Blog Grenade
I do not belong to a religion. Please get over it. Please stop explaining to me why kids need to go to church to learn morals or have answers in the world and then complimenting me for having a great capacity for independent thought.
I far prefer people who ask questions than follow prescribed answers. It's one thing to want your kid to get cultural history or community or even to force a conveniently matching viewpoint to your own on them. But I've heard this bit about morals coming only from church too often lately. Even from friends who are thinking of having kids who don't attend church themselves.
Where does this come from? Are you hoping your kid will stop asking you pesky hard questions and instead say their questions in their heads with their eyes closed? Do you want them to not to begin sentences with WHY? Good luck.
By the way, my first trip to the principal's office was in first grade when I encountered a girl talking about "God," a completely foreign concept that sounded nuttier to me than believing Santa had the same handwriting as my mom. I asked her why this, and why that, and tried to understand until she burst into tears.
Do you think your kids are listening intently to sermons to learn how to act in the world? Newsflash: They are learning from your actions. Sending them to church for a couple of hours a week isn't teaching them to navigate their world. You are. Don't use religion as an excuse for your own personal failings. There are lots of options. Like being okay with not having all the answers so that your kids are, too. Or …like birth control.
Living is hard. Living with other people is hard. Our stifling society teaches us that if we just don't address important, extremely normal parts of life and buy all the right products then everyone can pretend they're happy. Why do Christians often seem to need to ask me "but what will you tell your child about death?" Are those of us without a religion supposed to keep our thoughts on this subject a secret? No one told me.

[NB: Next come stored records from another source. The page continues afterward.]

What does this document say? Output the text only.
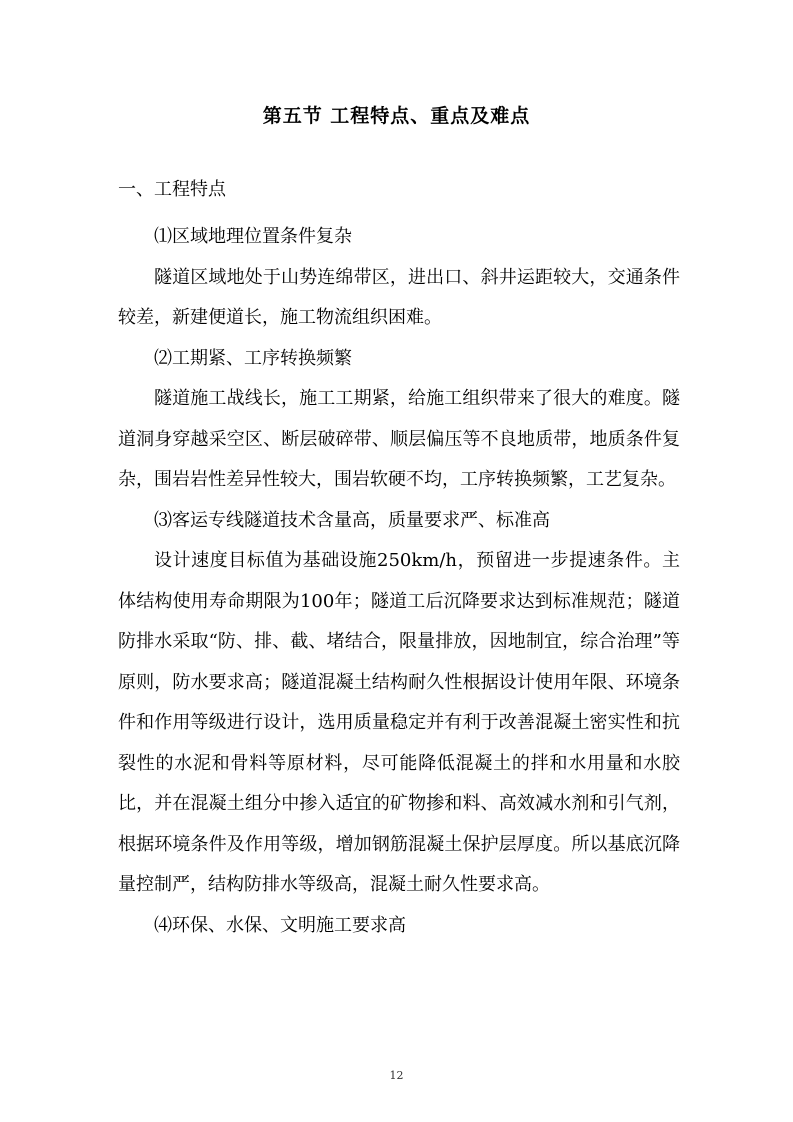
第五节 工程特点、重点及难点
一、工程特点

⑴区域地理位置条件复杂

隧道区域地处于山势连绵带区，进出口、斜井运距较大，交通条件较差，新建便道长，施工物流组织困难。

⑵工期紧、工序转换频繁

隧道施工战线长，施工工期紧，给施工组织带来了很大的难度。隧道洞身穿越采空区、断层破碎带、顺层偏压等不良地质带，地质条件复杂，围岩岩性差异性较大，围岩软硬不均，工序转换频繁，工艺复杂。

⑶客运专线隧道技术含量高，质量要求严、标准高

设计速度目标值为基础设施250km/h，预留进一步提速条件。主体结构使用寿命期限为100年；隧道工后沉降要求达到标准规范；隧道防排水采取“防、排、截、堵结合，限量排放，因地制宜，综合治理”等原则，防水要求高；隧道混凝土结构耐久性根据设计使用年限、环境条件和作用等级进行设计，选用质量稳定并有利于改善混凝土密实性和抗裂性的水泥和骨料等原材料，尽可能降低混凝土的拌和水用量和水胶比，并在混凝土组分中掺入适宜的矿物掺和料、高效减水剂和引气剂，根据环境条件及作用等级，增加钢筋混凝土保护层厚度。所以基底沉降量控制严，结构防排水等级高，混凝土耐久性要求高。

⑷环保、水保、文明施工要求高

12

There are many reasons people turn to prescribed religions. I think there are a lot of reasons you might want your kids to share this with you. But if you presume it's the only place to learn morals, then you are assuming I am immoral. So you probably shouldn't provoke me then, right? Especially since you won't know what to expect from someone whose allegiance has not been pledged to anything you can Google. . . .
Labels: death
5 Comments:
I believe that there is an omnipotent force that works for good in the world. Most of the time I call it God. Sometimes I call it nature or beauty or innocence or friendship.
I was raised Catholic. I left the Church when it saw fit to grant my father an annulment of his 13-year marraige to my mother. (I am one of five. He had two additional children from a second marraige, and was seeking to marry their mother in the Catholic Church.)
I never, however, left God. I don't know why I have faith, I just know that I have it.
It isn't a question of whether I *want* a relationship with God. I have no choice in the matter. And it's not in a scary, mean, gonna-flood-the-world kinda way. It's like the really good friend who always is there even when you blow them off to go out drinking with the married guy you shouldn't be dating. I'm stuck with God.
And I still go to Catholic Mass even though I disagree with the church's stand on, oh, just about everything. I like Mass. It soothes me. And I always leave there feeling like I'm energized and full of hope and love. So I go.
I don't know how I will explain all this to my sons when the time comes. I have canceled and rescheduled their baptisms twice.
I wonder if I should be a Catholic if I can't be a "good" one. Maybe my sons won't have the same faith I do. Who knows?
I think, I hope, that Will and I will teach them morals through our actions. That they will learn from our example and from our friends and family. And that they will learn that there is good, and it doesn't matter what they call it. And that tolerance might be the greatest good of all.
Clearly I haven't introduced you to my friend BuddhaShivaYahwehAllahWakanTankaJewishGod!
what an oversight,
Shannon
What do you tell your children about death? I find "grandma's up in heaven smiling down upon us, Junior" to be simplistic, a way to really avoid talking to your kids about death. Or to avoid talking to yourself about it, for that matter.
Better to say: Death is the very stuff of life. It breaks our hearts. It gives us an opportunity to love more deeply and live more keenly. It also really sucks. It's what makes us as tender as we are, and as tough. And, oh yeah, it really, really sucks.
For me -- I'd say that's exactly where God, or higher power, shows up. But God has no answers. Just, maybe, tenderness.
I like the Buddhist approach to these questions: Only don't know.
Suggesting believing in God is the domain of purely simple minded people who fear questions is dogmatic drivel as bad as those you criticize. That is unless you feel your intellect matches Hegel, Einstein, Gahdi, Martin Luther King, etc. etc. ad nauseum. Certainly addressing specific groups of religious though such as evangelical protestants, conservative muslims and catholics which have over time shaped culture in the negative ways you mention is a worthy endeavor and worth a great deal of thought given the state of the world. A sharper critique, one that does reduce the world to rigid black and white choices, would be far more provacative and interesting.
I didn't say believing in God is simple minded. I said it is simple minded to think that the main way your kids will learn morals is at church. That is what was bothering me the day I postd that. I have a thousand things to say on other related subjects, but probably won't devote my life to it like some others you mention.